Thursday, April 15, 2010

liminality.

Dear Peggy,

I fear that the words I will write will not suffice, and yet I am left only with these words, and fear that if I do not acknowledge the profound effect you have had on my experience at Stanford in this exact moment in space, and time, that this sensate experience will be ingested and defecated into the annals of my history, wound tightly in the nostalgic reminiscence that occurs when one reflects upon college, because how else are the halcyon days supposed to be archived?

I will forget about the masochism of heartbreak, and the banal existence that consumed my academic body rendering me apathetic and seemingly disenchanted with the institution of learning. My plastic neurons reorganize themselves, but my body remembers even when my mind chooses not to. Particularly when my mind chooses not to.

This past quarter, I occupied The liminal space, more so out of necessity than out of desire. In chasing after time, and fearing the apocalyptic ending of what was supposed to be the best years of my life, where everything fell into space-- into love, into careers, into place--I brought upon another type of cataclysm that left me suspended, literally, if not from ropes tied to the porcelain god à la Sarah Kane, than perhaps industrial sized meat hooks. In my search for life, I, at times toured the border terror-tories of death. As a performer seeking reality on stage, I found myself staging my life as a drama. In my epic quest for love, I fell quickly from my lover's grasp, and unlike Eurydice, I confidently strode toward normalcy only to find that there was no one in my shadow. I became the spectator as my body performed sickness--psychosis, hysteria, depression. It was in this nowhere space, the green flash before the sunset that signified the sunrise in this betweenness.

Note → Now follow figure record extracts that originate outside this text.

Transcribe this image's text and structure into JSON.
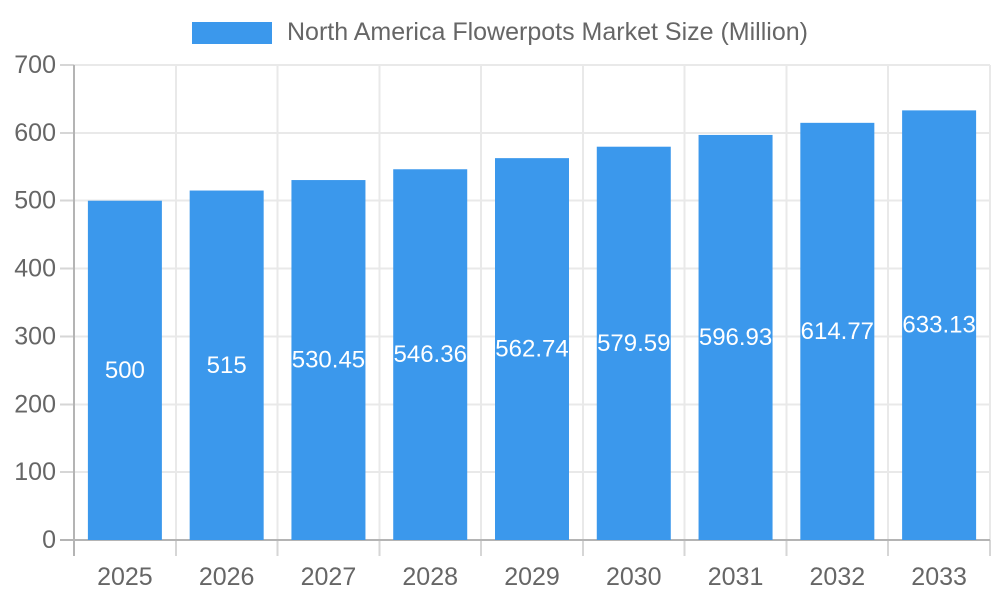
{
  "legend": {
    "label": "North America Flowerpots Market Size (Million)"
  },
  "chart_data": {
    "type": "bar",
    "title": "North America Flowerpots Market Size (Million)",
    "categories": [
      "2025",
      "2026",
      "2027",
      "2028",
      "2029",
      "2030",
      "2031",
      "2032",
      "2033"
    ],
    "values": [
      500,
      515,
      530.45,
      546.36,
      562.74,
      579.59,
      596.93,
      614.77,
      633.13
    ],
    "value_labels": [
      "500",
      "515",
      "530.45",
      "546.36",
      "562.74",
      "579.59",
      "596.93",
      "614.77",
      "633.13"
    ],
    "xlabel": "",
    "ylabel": "",
    "ylim": [
      0,
      700
    ],
    "ytick_step": 100,
    "grid": true,
    "legend_position": "top",
    "value_label_position": "center-of-bar",
    "colors": {
      "bar": "#3B98EC",
      "value_label": "#FFFFFF",
      "axis_text": "#666666",
      "grid_line": "#E9E9E9",
      "axis_line": "#B4B4B4",
      "tick_line": "#D6D6D6"
    }
  }
}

It was here, that I was given back the gift of time. A fortuitous find in the life of a Stanford student. It is here, that I began to see that I was living life as if it was a scripted voyage toward death. Towards endings. Toward my ultimate fear of being a lone.

It was I, the I that declared that many times in my life I felt more alive when I was on stage, performing, than when I was in the world, performing. Because in some ways I realized that my audience when I was on stage was, first and foremost, my kinesthetic proprioceptive body. The one that knew when I nailed that line, or pelvic contraction. Unlike in "life," my genuine drama, where so often my audience was the other, the anyone-but-me that turned a blind eye to facetious deliveries and faked orgasms.

Peggy, I feel, and I use this verb intentionally, that is to say, empathetically, I feel that you are deeply disenchanted with the insistence of humanity to destruct, and yet equally plagued by its persistence to create. Where do the protectors in our real life dramas (yes! the universal our) exist when death counts account for more than con-science?

The empathy we feel toward another, the inexplicable that exists between the inextricable.
So often love is accompanied by surrender, and in that surrender, the death of sight.
How one moves quicker from status as lover to stranger than lover to friend.
How beauty renders itself closer to tragedy than comedy.
How a kiss of carbon dioxide is both a betrayal of the heart--and yet, an impetus for the self to inhale again. In a cyclic fashion where love renders us both closer to death and closer to life simultaneously.

It is here that you, and I, have both given me, back and anew, time.

And in this uncertainty, the commitment only to commit.
But, perhaps it is the "doubt that makes love love."